Gapminder provides hundreds
of indicators, life expectancy, income, CO₂ emissions, agricultural
land, and more, as individual data sheets downloadable in
.csv or .xlsx format. These sheets share a
common structure that is convenient for distribution but awkward for
analysis: the indicator name sits in cell A1, countries are rows, and
years are spread across columns (wide format).
tidygapminder converts this wide format into a tidy long
format where each row is one observation (one country, one year), making
the data immediately ready for use with base R, ggplot2, or any other
analysis tool.
Here is what a typical Gapminder sheet looks like before tidying:
csv_path <- system.file("extdata/life_expectancy_years.csv",
package = "tidygapminder")
raw <- read.csv(csv_path, check.names = FALSE)
# Indicator name is in the first column header
colnames(raw)[1:6]
#> [1] "country" "1800" "1801" "1802" "1803" "1804"
# Countries are rows, years are columns
head(raw[, 1:6])
#> country 1800 1801 1802 1803 1804
#> 1 Afghanistan 28.2 28.2 28.2 28.2 28.2
#> 2 Albania 35.4 35.4 35.4 35.4 35.4
#> 3 Algeria 28.8 28.8 28.8 28.8 28.8
#> 4 Andorra NA NA NA NA NA
#> 5 Angola 27.0 27.0 27.0 27.0 27.0
#> 6 Antigua and Barbuda 33.5 33.5 33.5 33.5 33.5The first column header holds the indicator name
(life expectancy years), and every subsequent column is a
year. This wide format makes it hard to filter by year, plot trends, or
join with other indicators.
tidy_index()tidy_index() takes the path to a single Gapminder sheet
(.csv, .xlsx, or .xls) and
returns a tidy tibble with three columns: country,
year, and the indicator.
tidy_df <- tidy_index(csv_path)
head(tidy_df)
#> # A tibble: 6 × 3
#> country year life_expectancy_years
#> <chr> <dbl> <dbl>
#> 1 Afghanistan 1800 28.2
#> 2 Albania 1800 35.4
#> 3 Algeria 1800 28.8
#> 4 Andorra 1800 NA
#> 5 Angola 1800 27
#> 6 Antigua and Barbuda 1800 33.5Each row is now one observation. The indicator column is named after the file, which matches the Gapminder convention of naming files after their indicator.
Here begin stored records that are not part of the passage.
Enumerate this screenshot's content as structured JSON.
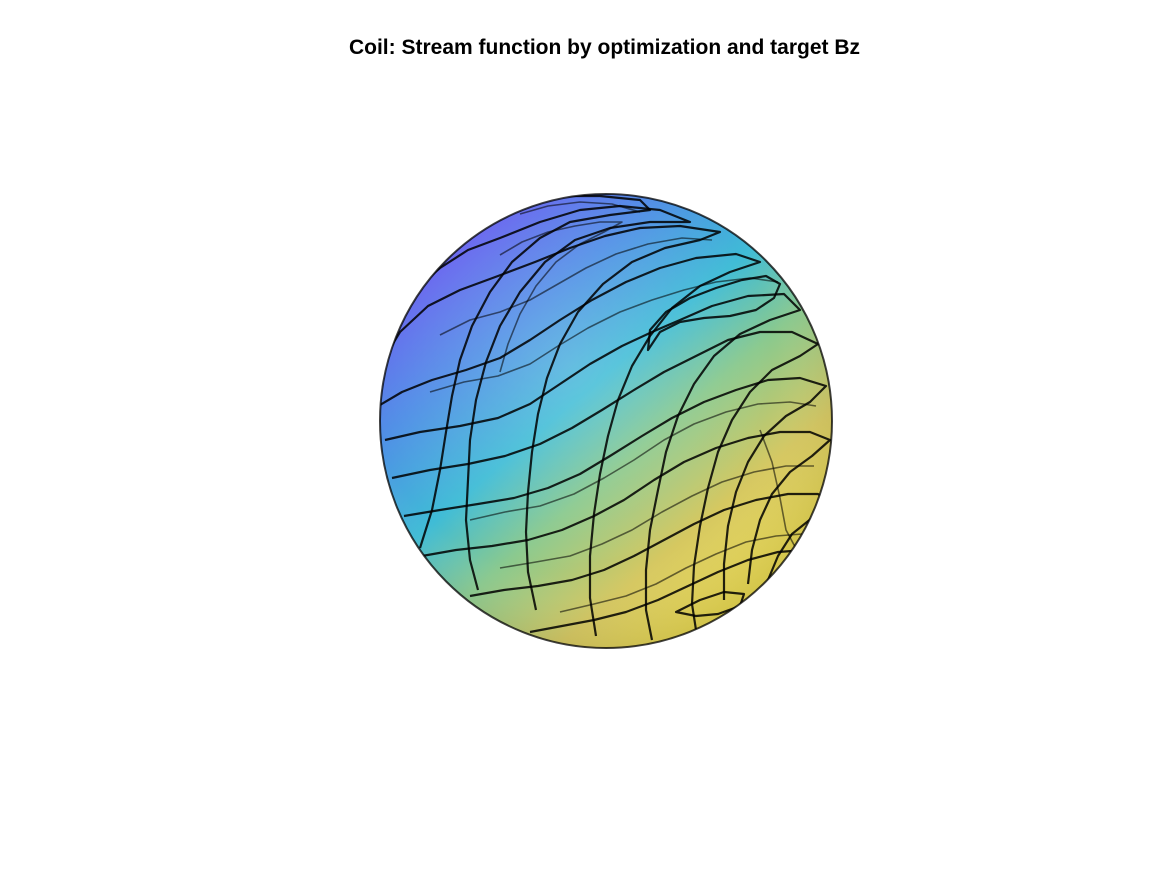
{
  "figure": {
    "title": "Coil: Stream function by optimization and target Bz"
  },
  "colors": {
    "background": "#ffffff",
    "colormap": [
      "#6a5ff0",
      "#4f8fe6",
      "#3fbcd6",
      "#8ac98e",
      "#d6c860",
      "#f5e44f"
    ],
    "contour_lines": "#000000"
  }
}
tidy_index() also handles .xlsx files
identically:
xlsx_path <- system.file("extdata/agriculture_land.xlsx",
package = "tidygapminder")
tidy_index(xlsx_path)
#> # A tibble: 11,076 × 3
#> country year `Agricultural land (% of land area)`
#> <chr> <dbl> <dbl>
#> 1 Afghanistan 1960 NA
#> 2 Albania 1960 NA
#> 3 Algeria 1960 NA
#> 4 American Samoa 1960 NA
#> 5 Andorra 1960 NA
#> 6 Angola 1960 NA
#> 7 Antigua and Barbuda 1960 NA
#> 8 Argentina 1960 NA
#> 9 Armenia 1960 NA
#> 10 Aruba 1960 NA
#> # ℹ 11,066 more rowstidy_bunch()When working with multiple indicators at once,
tidy_bunch() applies tidy_index() to every
compatible file in a directory and returns a named list of tibbles — one
per file:
dir_path <- system.file("extdata", package = "tidygapminder")
result <- tidy_bunch(dir_path)
# One tibble per file, named after the indicator
names(result)
#> [1] "agriculture_land" "life_expectancy_years"
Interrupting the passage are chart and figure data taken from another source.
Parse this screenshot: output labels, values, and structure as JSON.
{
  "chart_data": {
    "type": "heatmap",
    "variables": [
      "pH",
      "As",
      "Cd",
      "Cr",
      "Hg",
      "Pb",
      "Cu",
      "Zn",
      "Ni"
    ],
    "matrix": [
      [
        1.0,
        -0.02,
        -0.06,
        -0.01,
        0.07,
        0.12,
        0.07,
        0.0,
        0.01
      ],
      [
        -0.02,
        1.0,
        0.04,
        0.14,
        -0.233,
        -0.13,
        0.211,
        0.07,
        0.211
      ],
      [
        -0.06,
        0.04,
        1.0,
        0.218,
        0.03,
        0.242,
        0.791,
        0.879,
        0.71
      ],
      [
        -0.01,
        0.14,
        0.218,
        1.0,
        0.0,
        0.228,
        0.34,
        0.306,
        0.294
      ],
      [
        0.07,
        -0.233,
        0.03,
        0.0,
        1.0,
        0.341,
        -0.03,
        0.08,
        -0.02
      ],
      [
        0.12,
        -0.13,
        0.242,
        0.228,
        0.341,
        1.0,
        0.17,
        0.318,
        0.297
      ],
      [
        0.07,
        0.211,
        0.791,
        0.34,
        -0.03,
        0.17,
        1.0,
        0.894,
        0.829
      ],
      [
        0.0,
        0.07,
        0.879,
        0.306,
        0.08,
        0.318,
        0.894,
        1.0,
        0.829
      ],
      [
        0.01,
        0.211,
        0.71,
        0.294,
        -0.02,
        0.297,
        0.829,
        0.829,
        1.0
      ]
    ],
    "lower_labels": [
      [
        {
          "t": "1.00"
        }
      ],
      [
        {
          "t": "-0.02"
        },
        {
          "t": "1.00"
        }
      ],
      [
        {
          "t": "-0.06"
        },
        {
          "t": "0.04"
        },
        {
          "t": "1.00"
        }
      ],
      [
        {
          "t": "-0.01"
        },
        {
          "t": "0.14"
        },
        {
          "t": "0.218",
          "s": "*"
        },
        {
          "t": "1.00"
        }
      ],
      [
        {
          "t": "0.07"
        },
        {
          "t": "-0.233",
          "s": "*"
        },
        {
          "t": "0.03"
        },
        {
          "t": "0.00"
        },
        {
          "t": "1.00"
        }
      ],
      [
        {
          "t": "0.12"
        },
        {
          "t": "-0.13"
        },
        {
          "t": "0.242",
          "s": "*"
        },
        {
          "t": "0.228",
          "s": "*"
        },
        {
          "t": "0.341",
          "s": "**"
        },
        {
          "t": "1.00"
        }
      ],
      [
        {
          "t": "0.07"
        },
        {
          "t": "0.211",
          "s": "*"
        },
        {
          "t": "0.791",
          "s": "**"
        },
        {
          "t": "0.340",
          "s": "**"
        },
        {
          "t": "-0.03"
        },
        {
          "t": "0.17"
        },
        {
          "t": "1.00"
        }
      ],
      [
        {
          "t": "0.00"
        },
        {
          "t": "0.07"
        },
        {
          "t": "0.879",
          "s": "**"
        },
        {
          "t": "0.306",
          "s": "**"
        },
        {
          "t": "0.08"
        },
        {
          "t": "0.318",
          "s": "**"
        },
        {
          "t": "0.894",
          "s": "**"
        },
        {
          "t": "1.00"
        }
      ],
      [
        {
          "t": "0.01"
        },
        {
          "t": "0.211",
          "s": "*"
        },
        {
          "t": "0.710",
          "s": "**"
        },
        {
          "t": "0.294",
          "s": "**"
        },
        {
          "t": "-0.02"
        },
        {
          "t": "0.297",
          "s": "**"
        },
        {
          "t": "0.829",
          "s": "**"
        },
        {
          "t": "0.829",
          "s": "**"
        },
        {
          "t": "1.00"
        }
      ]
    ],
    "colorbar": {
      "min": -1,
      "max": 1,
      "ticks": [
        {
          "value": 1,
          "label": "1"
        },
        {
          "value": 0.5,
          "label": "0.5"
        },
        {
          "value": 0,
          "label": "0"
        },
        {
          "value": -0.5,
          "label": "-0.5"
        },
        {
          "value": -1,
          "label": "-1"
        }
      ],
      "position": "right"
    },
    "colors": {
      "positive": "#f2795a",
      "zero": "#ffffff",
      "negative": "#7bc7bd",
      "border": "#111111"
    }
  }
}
head(result$life_expectancy_years)
#> # A tibble: 6 × 3
#> country year life_expectancy_years
#> <chr> <dbl> <dbl>
#> 1 Afghanistan 1800 28.2
#> 2 Albania 1800 35.4
#> 3 Algeria 1800 28.8
#> 4 Andorra 1800 NA
#> 5 Angola 1800 27
#> 6 Antigua and Barbuda 1800 33.5Setting combine = TRUE merges all tibbles into a single
data frame joined on country and year, using a
full outer join so no observations are lost even when indicators cover
different time ranges:
combined <- tidy_bunch(dir_path, combine = TRUE)
head(combined)
#> # A tibble: 6 × 4
#> country year `Agricultural land (% of land area)` life_expectancy_years
#> <chr> <dbl> <dbl> <dbl>
#> 1 Afghanistan 1800 NA 28.2
#> 2 Afghanistan 1801 NA 28.2
#> 3 Afghanistan 1802 NA 28.2
#> 4 Afghanistan 1803 NA 28.2
#> 5 Afghanistan 1804 NA 28.2
#> 6 Afghanistan 1805 NA 28.2This combined format is convenient for multi-indicator analyses, for example plotting life expectancy against agricultural land use per country.
Both functions provide informative errors for common mistakes:
# File does not exist
tidy_index("path/to/missing_file.csv")
#> Error in `tidy_index()`:
#> ! Input file not found: path/to/missing_file.csv
# Unsupported format
tidy_index(tempfile(fileext = ".ods"))
#> Error in `tidy_index()`:
#> ! Input file not found: /tmp/RtmpE59hoo/file1606f7372cacd.ods
# Directory does not exist
tidy_bunch("path/to/missing_dir")
#> Error in `tidy_bunch()`:
#> ! Directory not found: path/to/missing_dir